Rainer Maria Rilke
Sonett an Orpheus,
Zweiter Teil, XIII
Sei allem Abschied voran, als wäre er hinter
dir, wie der Winter, der eben geht.
Denn unter Wintern ist einer so endlos Winter,
dass, überwinternd, dein Herz überhaupt übersteht.
Sei immer tot in Eurydike -, singender steige,
preisender steige zurück in den reinen Bezug.
Hier, unter Schwindenden, sei, im Reiche der Neige,
sei ein klingendes Glas, das sich im Klang schon zerschlug.
Sei - und wisse zugleich des Nicht-Seins Bedingung,
den unendlichen Grund deiner innigen Schwingung,
dass du sie völlig vollziehst dieses einzige Mal.

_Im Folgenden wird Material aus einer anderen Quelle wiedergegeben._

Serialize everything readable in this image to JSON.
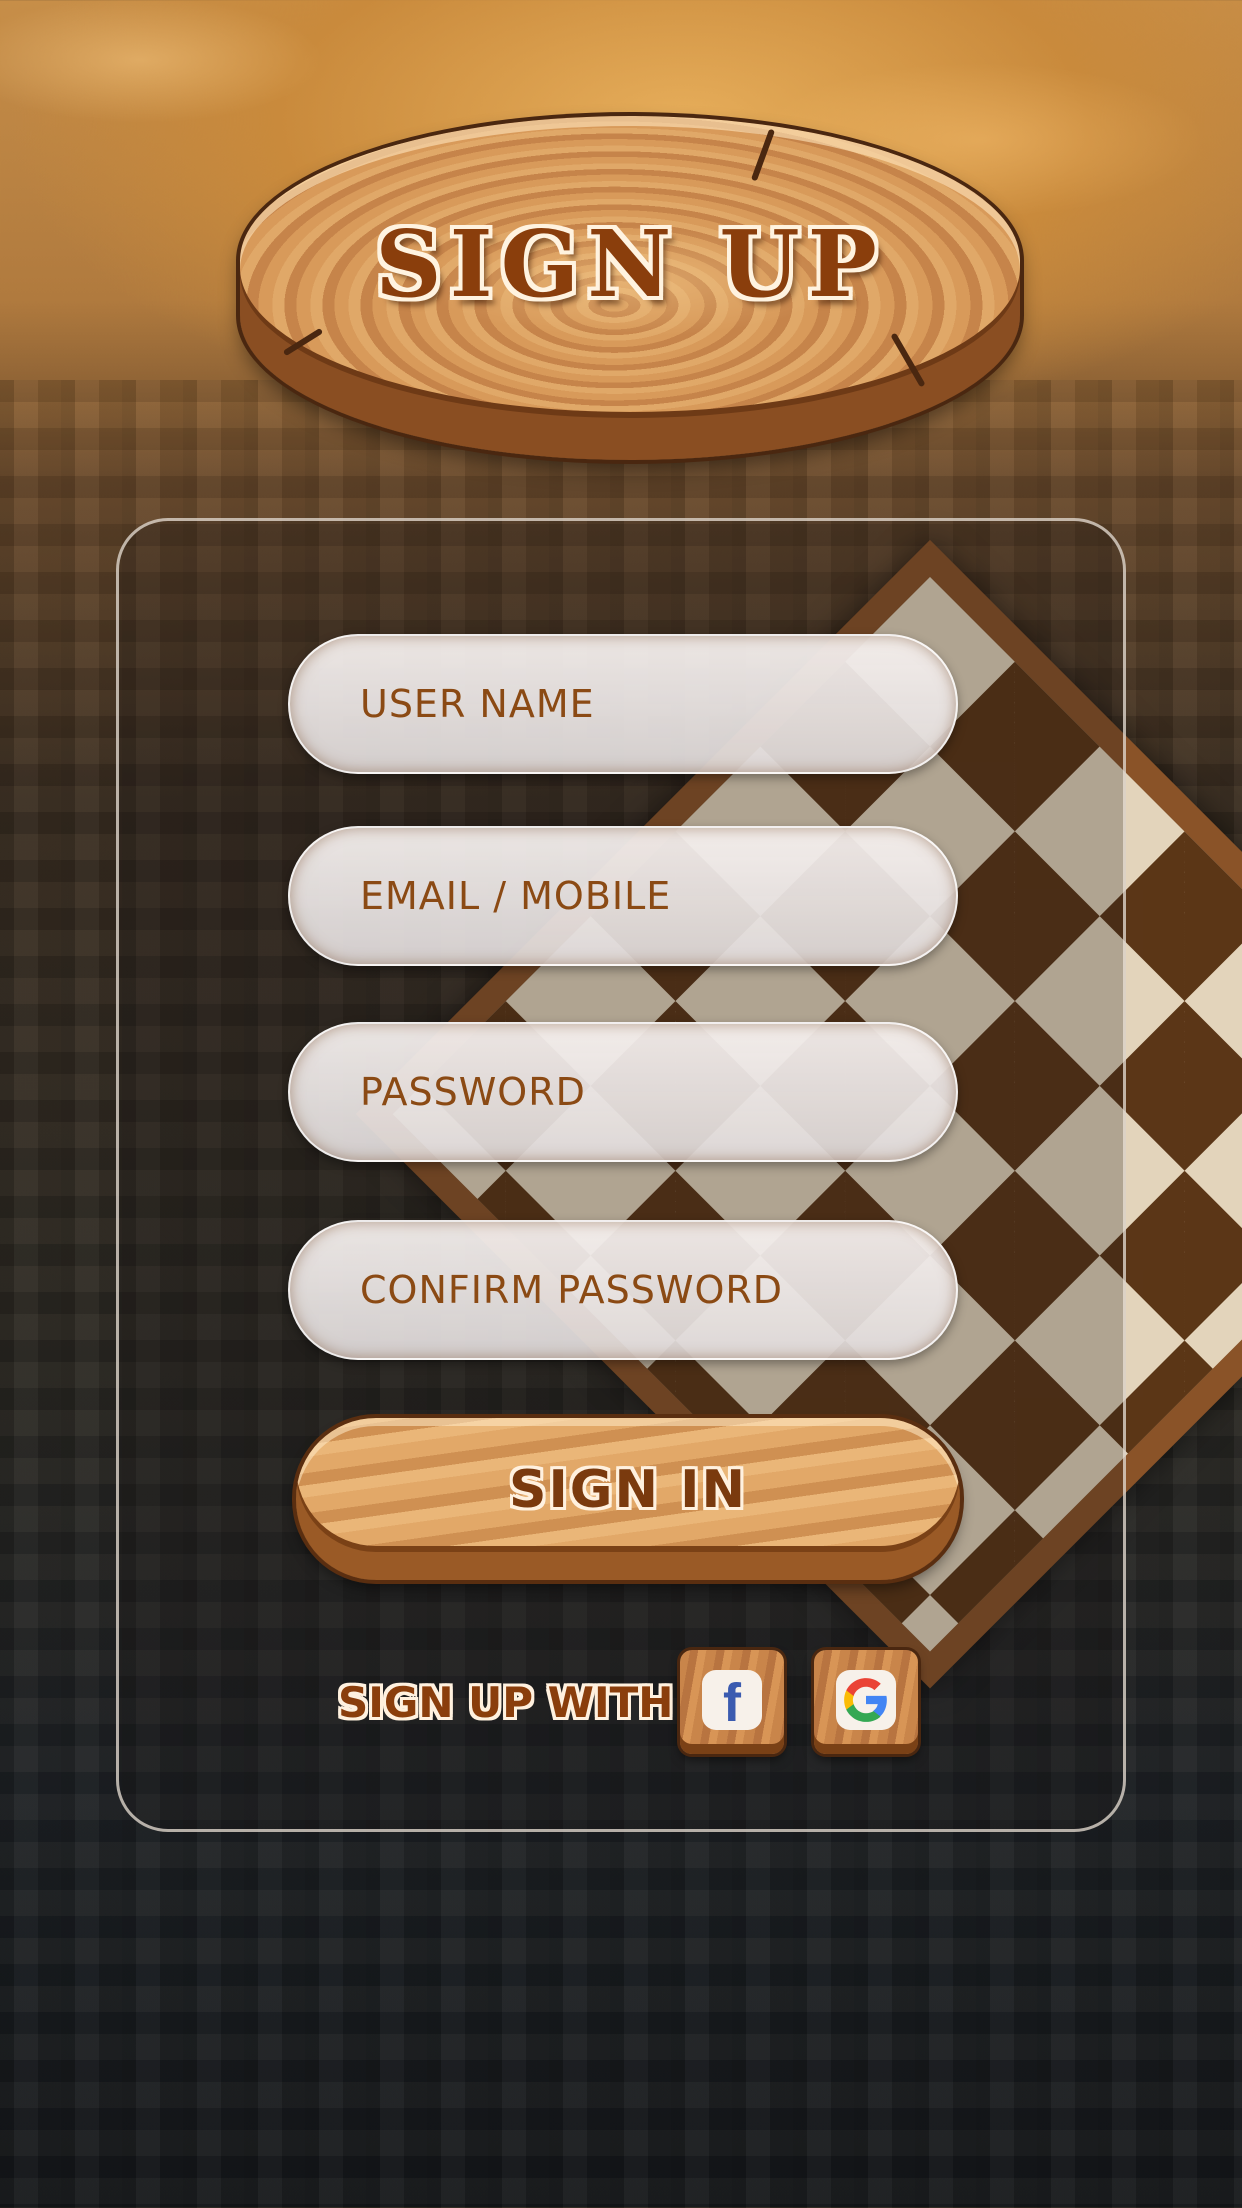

Zu dem gebrauchten sowohl, wie zum dumpfen und stummen
Vorrat der vollen Natur, den unsäglichen Summen,
zähle dich jubelnd hinzu und vernichte die Zahl.
Sonnet to Orpheus,
Second Part, XIII
Be ahead of all leaving, as if you already
had left, much like the winter now leaving for sure.
For, among winters, there's one so winterly steady
that, having braved it, your heart will forever endure.
Be always dead in Eurydice - full of elation,
fuller of singing return to pure reference ground.
Here, midst the fading, be, in the world of cessation,
be the chalice of song that cracks in the sound.
Be, and concurrently know the terms of non-being,
know the basis supreme of your innermost seeing:
that you realize it fully, if only this time.
To the used-up, and to numbers that, torpid and dumb,
Nature still holds in reserve - to that infinite sum
add in rapture yourself and extinguish the prime.
Übersetzung / Translation von / by Walter A. Aue
Da Rainer Maria Rilke am 4. Dezember 1875 geboren wurde, konnte ich nicht umhin, mit einer der verdienstvollen Übertragungen Professor Aues an ihn zu erinnern, so daß meine geschätzten englischsprachigen Leser auch endlich wieder einmal etwas Erfreuliches zu lesen haben. Und um den Mißbrauch fremder geistiger Güter vollständig zu machen, habe ich eingangs auch noch eines seiner Photos benutzt - "Three Horizons".